Successore di Bianchi fu Albertino Bigon nel 1989, allenatore padovano con all’attivo due sole stagioni di Serie A sulla panchina del Cesena (9° e 13° posto), precedentemente aveva guidato Reggina in C1 e Conegliano in Serie D. La poca esperienza ad alto livello non gli impedì di conquistare con la squadra partenopea uno scudetto e una Supercoppa Italiana.
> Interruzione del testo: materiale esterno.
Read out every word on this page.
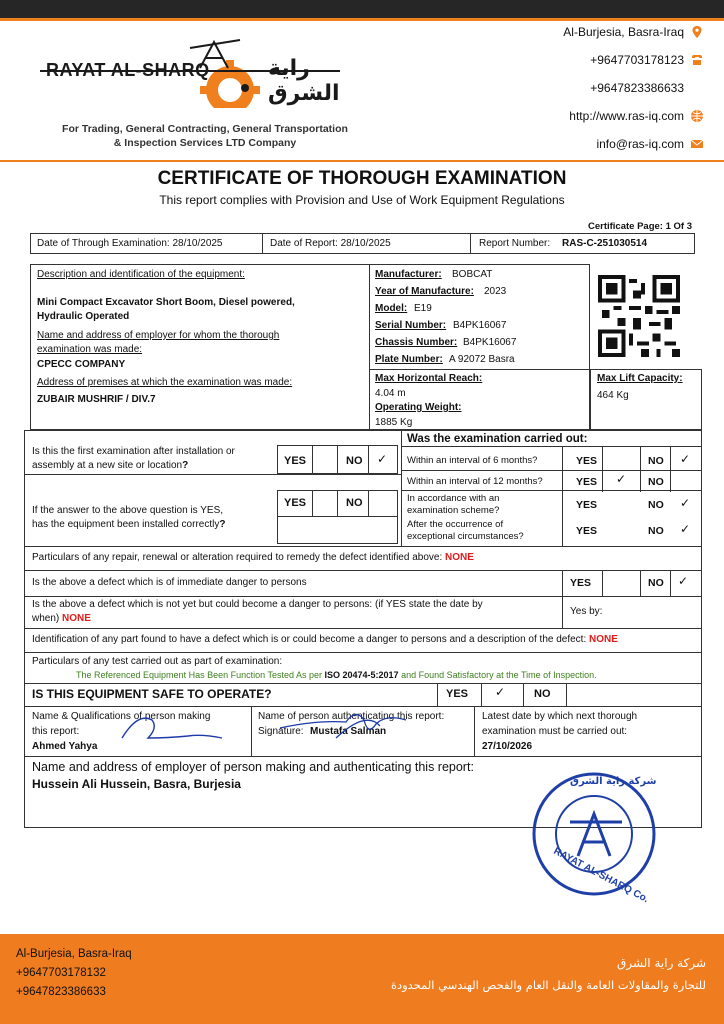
RAYAT AL-SHARQ	راية الشرق
For Trading, General Contracting, General Transportation
& Inspection Services LTD Company
Al-Burjesia, Basra-Iraq
+9647703178123
+9647823386633
http://www.ras-iq.com
info@ras-iq.com
CERTIFICATE OF THOROUGH EXAMINATION
This report complies with Provision and Use of Work Equipment Regulations
Certificate Page: 1 Of 3
Date of Through Examination: 28/10/2025	Date of Report: 28/10/2025	Report Number: RAS-C-251030514
Description and identification of the equipment:
Mini Compact Excavator Short Boom, Diesel powered,
Hydraulic Operated
Name and address of employer for whom the thorough
examination was made:
CPECC COMPANY
Address of premises at which the examination was made:
ZUBAIR MUSHRIF / DIV.7
Manufacturer: BOBCAT
Year of Manufacture: 2023
Model: E19
Serial Number: B4PK16067
Chassis Number: B4PK16067
Plate Number: A 92072 Basra
Max Horizontal Reach:
4.04 m
Operating Weight:
1885 Kg
Max Lift Capacity:
464 Kg
Is this the first examination after installation or
assembly at a new site or location?	YES	NO ✓
If the answer to the above question is YES,
has the equipment been installed correctly?
YES	NO
Was the examination carried out:
Within an interval of 6 months?	YES	NO ✓
Within an interval of 12 months?	YES ✓ NO
In accordance with an
examination scheme?	YES	NO ✓
After the occurrence of
exceptional circumstances?	YES	NO ✓
Particulars of any repair, renewal or alteration required to remedy the defect identified above: NONE
Is the above a defect which is of immediate danger to persons	YES	NO ✓
Is the above a defect which is not yet but could become a danger to persons: (if YES state the date by
when) NONE
Yes by:
Identification of any part found to have a defect which is or could become a danger to persons and a description of the defect: NONE
Particulars of any test carried out as part of examination:
The Referenced Equipment Has Been Function Tested As per ISO 20474-5:2017 and Found Satisfactory at the Time of Inspection.
IS THIS EQUIPMENT SAFE TO OPERATE?	YES ✓	NO
Name & Qualifications of person making
this report:
Ahmed Yahya
Name of person authenticating this report:
Signature: Mustafa Salman
Latest date by which next thorough
examination must be carried out:
27/10/2026
Name and address of employer of person making and authenticating this report:
Hussein Ali Hussein, Basra, Burjesia
RAYAT AL-SHARQ Co.
شركة راية الشرق
Al-Burjesia, Basra-Iraq
+9647703178132
+9647823386633
شركة راية الشرق
للتجارة والمقاولات العامة والنقل العام والفحص الهندسي المحدودة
La quarta Coppa Italia fu conquistata nel 2012 da Walter Mazzarri, allenatore che ha raggiunto il record di punti in Serie A del Napoli ed un sesto, un quinto, un terzo e un secondo posto. Cinque le stagioni in massima serie al momento della chiamata napoletana nel 2009, tre a Reggio Calabria (10°, 13° e 14° partendo da -11 punti) e due alla Sampdoria (6° e 13° posto) con una finale di Coppa Italia persa.

Gli ultimi titoli li ha conseguiti Rafa Benitez che però è giunto a Napoli con un curriculum ricco di successi ed esperienze in tre paesi diversi e in molte competizioni.

A tirare le somme di questo lungo elenco, al quale ovviamente mancano un po’ di nomi tra quelli che hanno guidato gli azzurri nel corso degli 89 anni di storia, si vede come non esista una ricetta vincente per scegliere un tecnico a priori. 

Tra i tanti allenatori qui citati, ce ne sono molti approdati al Napoli con un’esperienza limitata in Serie A o in grandi club ed è tra loro che si devono ricercare quelli che hanno raccolto i migliori risultati. Questo ovviamente nulla dice di quella che sarà la futura esperienza di Sarri, per giudicare la quale toccherà aspettare il giudizio del campo e capirei se sarà stata o meno la scelta giusta per questo Napoli 2015/16.